The greatest level of treatment discontinuation was seen among patients aged 18-24 years, highlighting an increased risk of early disease relapse.
Adolescents and young adults with ulcerative colitis (UC) are unlikely to adhere to maintenance oral 5-aminosalicylic acid (5-ASA) during their first year of treatment, putting them at a greater risk of early disease relapse, according to a new study.

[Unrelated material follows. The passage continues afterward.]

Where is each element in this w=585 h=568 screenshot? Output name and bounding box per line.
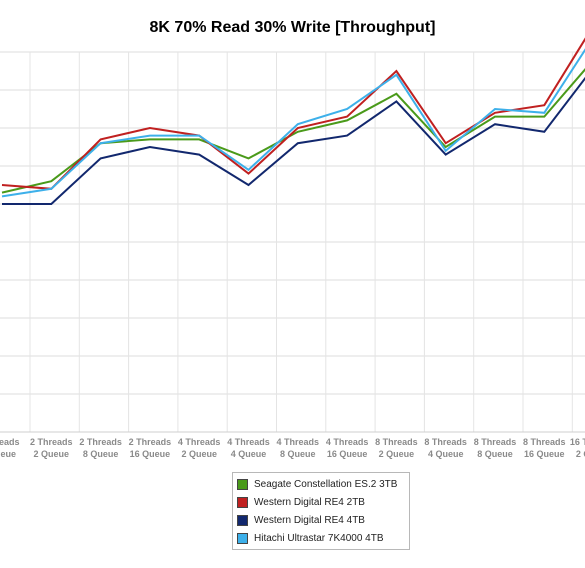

Results from an observational cohort study of more than 600 patients aged 10-24 years with UC found 25% of patients discontinued treatment within 1 month and 69% within 1 year, with the greatest level of discontinuation observed among patients aged 18-24 years.1
“There are therapies that can put the condition into remission if taken as prescribed. However, our study shows that many adolescents and young adults are stopping their medication within a year of being diagnosed. This is concerning as they are at risk of their condition returning and further complications. It can also lead to severe complications such as surgery to remove part of the gut,” said Sonia Saxena, director of the Imperial Child Health Unit in the School of Public Health at Imperial College London.2
UC can affect patients of any age, but it usually starts between the ages of 15-30 years, and less frequently between 50-70 years of age. About 20% of patients with UC are diagnosed before they are 20 years old.3
Although there is no cure for UC, treatment involves medication to calm inflammation and induce remission.3 Among the available treatments for UC, 5-ASA agents, including sulfasalazine, mesalamine, olsalazine, and balsalazide, have been a staple in management of UC since the approval of sulfasalazine more than half a century ago.4
To determine rates and risk factors for discontinuation and adherence to UC treatment in children and young adults, a team of investigators led by Nishani Jayasooriya, IBD research fellow at St George's University London, used data from the United Kingdom Clinical Practice Research Datalink to identify and follow patients aged 10-24 years diagnosed with UC between 1998 and 2016. Patients were excluded if they had codes for both UC and Crohn disease, indeterminate codes, insufficient follow up data, or a comorbid condition.1
In total, investigators identified 607 adolescents and young adults for inclusion in the study. Among the cohort, 56% of participants were male and the majority (70%) were aged 18-24 years. Investigators followed patients from the initiation of oral 5-ASA for 1 year or until deregistration from their practice or death. The primary outcome of interest was time to oral 5-ASA discontinuation in the first year of maintenance treatment. The secondary outcome of interest adherence to oral 5-ASA maintenance treatment, which was defined by investigators as the proportion of days covered with oral 5-ASA medication.1
Time to oral 5-ASA discontinuation and adherence rates were calculated using Kaplan–Meier survival analysis. Cox regression models were built to estimate the impact of sociodemographic and health-related risk factors, including sex, age, and Index of Multiple Deprivation.1
Upon analysis, 152 participants discontinued treatment within 1 month and 419 discontinued treatment within 1 year. The median time to discontinuation was 162 days. Investigators noted discontinuation was greater among participants aged 18–24 years (74%) than the younger age groups, with discontinuation rates of 61% and 56% among patients aged 10-14 and 15-17 years, respectively. Patients aged 18–24 years were more likely to discontinue maintenance treatment in the first 12 months compared to patients aged 10–14 years (adjusted hazard ratio [aHR] 1.43; 95% confidence interval [CI], 1.04-1.97).1
Mean adherence for the study population in the first year of oral 5-ASA maintenance treatment was 72% (95% CI, 70-75), which investigators noted was equivalent to just under 9 months’ duration in the first 12 months of treatment. Investigators also pointed out adherence was reduced among patients aged 18-24 years (69%; 95% CI, 66-72) compared to patients aged 10-14 years (80%; 95% CI, 74-86).1
Patients living in deprived postcodes were more likely to discontinue treatment than patients living in affluent postcodes (aHR, 1.46; 95% CI, 1.10-1.92). Investigators also noted early corticosteroid use for an acute flare reduced the likelihood of oral 5-ASA discontinuation (aHR, 0.68; 95% CI, 0.51-0.90).1
“As doctors, this study shows we need to be keeping a close eye on patients particularly within that first year of starting medication,” Saxena concluded.2 “We should check if these patients are getting their medications and whether they have difficulty paying for them, we should also use the opportunity to talk through any recurring symptoms and how to access advice from providers such as a nurse specialist.”